Hal Bromm landed in Tribeca in the early ’70s. He started out working for an architecture firm, but eventually returned to his fine art roots, opening the neighborhood’s first contemporary art gallery. It was here in 1981 that Keith Haring had his first solo exhibition, an event that’s often credited with his rise to fame. In the ’80s, Hal also became involved in historic preservation, successfully advocating for the designation of four Tribeca historic districts and helping to form the Tribeca Trust. The Hal Bromm Gallery is still operating on West Broadway and Chambers Street and now that the hype surrounding its 40th anniversary exhibition has subsided, 6sqft had the chance to chat with Hal about his love for the city past and present.

6sqft: Fill in the blank. I knew I was a New Yorker when ______.
Hal: I lived in London.

6sqft: If you could invest in any part of the city, where would it be?
Hal: The Financial District. It’s the oldest part of the city, where residential development began, and is now enjoying a renaissance sparked by its proximity to Tribeca. New hotels, restaurants, shops and energy make the area very appealing, but still undervalued compared to other trendy neighborhoods. The harbor views are stunning, subway access is terrific, and access to the riverfront parks is enticing.

6sqft: What part of the city have you not spent much time in but would like to?
Hal: Staten Island intrigues me as a part of the city few people really know. While the ferry rides are famous, how many of us really know neighborhoods like Rosebank or Tottenville? The Alice Austen House in Rosebank is a magical historic house museum and Tottenville a richly historic neighborhood. While Brooklyn’s many wonderful neighborhoods now seem to buzz with recognition, Staten Island’s treasures don’t seem well publicized.
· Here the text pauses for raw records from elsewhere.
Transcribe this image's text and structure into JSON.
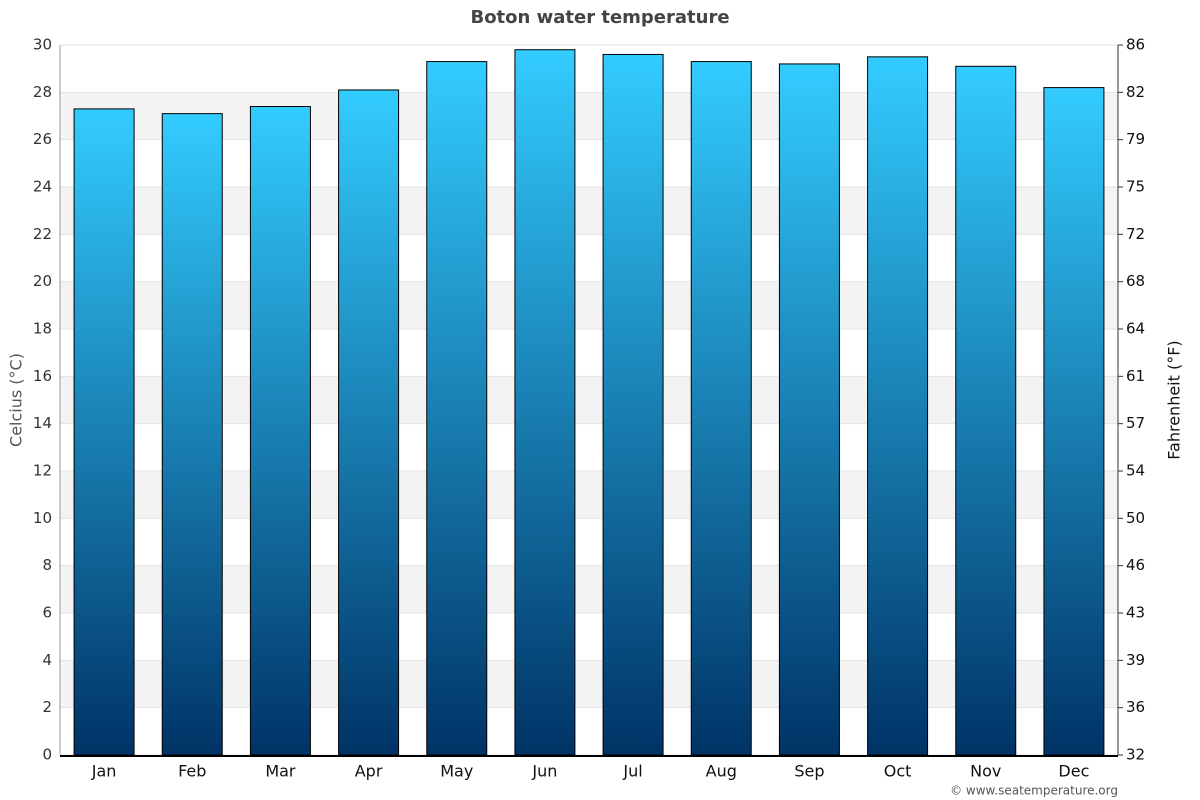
{
  "chart_data": {
    "type": "bar",
    "title": "Boton water temperature",
    "categories": [
      "Jan",
      "Feb",
      "Mar",
      "Apr",
      "May",
      "Jun",
      "Jul",
      "Aug",
      "Sep",
      "Oct",
      "Nov",
      "Dec"
    ],
    "values": [
      27.3,
      27.1,
      27.4,
      28.1,
      29.3,
      29.8,
      29.6,
      29.3,
      29.2,
      29.5,
      29.1,
      28.2
    ],
    "color": [
      "#33ccff",
      "#003366"
    ],
    "ylim": [
      0,
      30
    ],
    "yticks": [
      0,
      2,
      4,
      6,
      8,
      10,
      12,
      14,
      16,
      18,
      20,
      22,
      24,
      26,
      28,
      30
    ],
    "y2lim": [
      32,
      86
    ],
    "y2ticks": [
      32,
      {
        "value": 35.6,
        "label": "36"
      },
      {
        "value": 39.2,
        "label": "39"
      },
      {
        "value": 42.8,
        "label": "43"
      },
      {
        "value": 46.4,
        "label": "46"
      },
      50,
      {
        "value": 53.6,
        "label": "54"
      },
      {
        "value": 57.2,
        "label": "57"
      },
      {
        "value": 60.8,
        "label": "61"
      },
      {
        "value": 64.4,
        "label": "64"
      },
      68,
      {
        "value": 71.6,
        "label": "72"
      },
      {
        "value": 75.2,
        "label": "75"
      },
      {
        "value": 78.8,
        "label": "79"
      },
      {
        "value": 82.4,
        "label": "82"
      },
      86
    ],
    "ylabel": "Celcius (°C)",
    "y2label": "Fahrenheit (°F)",
    "grid": true,
    "credit": "© www.seatemperature.org"
  }
}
6sqft: How do you take your bagel?
Hal: Toasted with cream cheese.

6sqft: Who are three people making NYC a better place?
Hal: There are too many devoted and talented people who have worked to make New York a better place. It has been an honor to know and work with many: Halina Rosenthal, who was an early supporter of our efforts to save the old Washington Market neighborhood (now known as Tribeca); Margot Gayle, who was instrumental in saving Soho’s Cast Iron architecture from Robert Moses’ Broome Street Expressway; Carole DeSaram, a friend and neighbor who created the Tribeca Community Association, a grass roots community group who – among many other accomplishments – fought to keep a parole board office out of Duane Park; Tony Wood, Eric Allison and Franny Eberhart, early leaders of the Historic Districts Council; Michael Adams, Harlem’s best advocate whose dedication and knowledge of that great neighborhood’s history has focused attention on famously ignored cultural and historic landmarks; Arlene Simon, whose Landmarks West! organization has inspired wanna-be historic communities throughout the city; Connie Baldwin, a gifted graphic artist whose book design for The Texture of Tribeca has justly won awards; Andrew Dolkart whose preservation work and teaching is legend; Barbaralee Diamondstein Speilvogel, the talented lady whose NYC Landmarks Preservation Foundation created signage identifying NYC historic districts; and Lynn Ellsworth, who founded the Tribeca Trust to protect a neighborhood threatened by rapacious developers whose over-scaled projects have dwarfed the area’s historic architecture and character.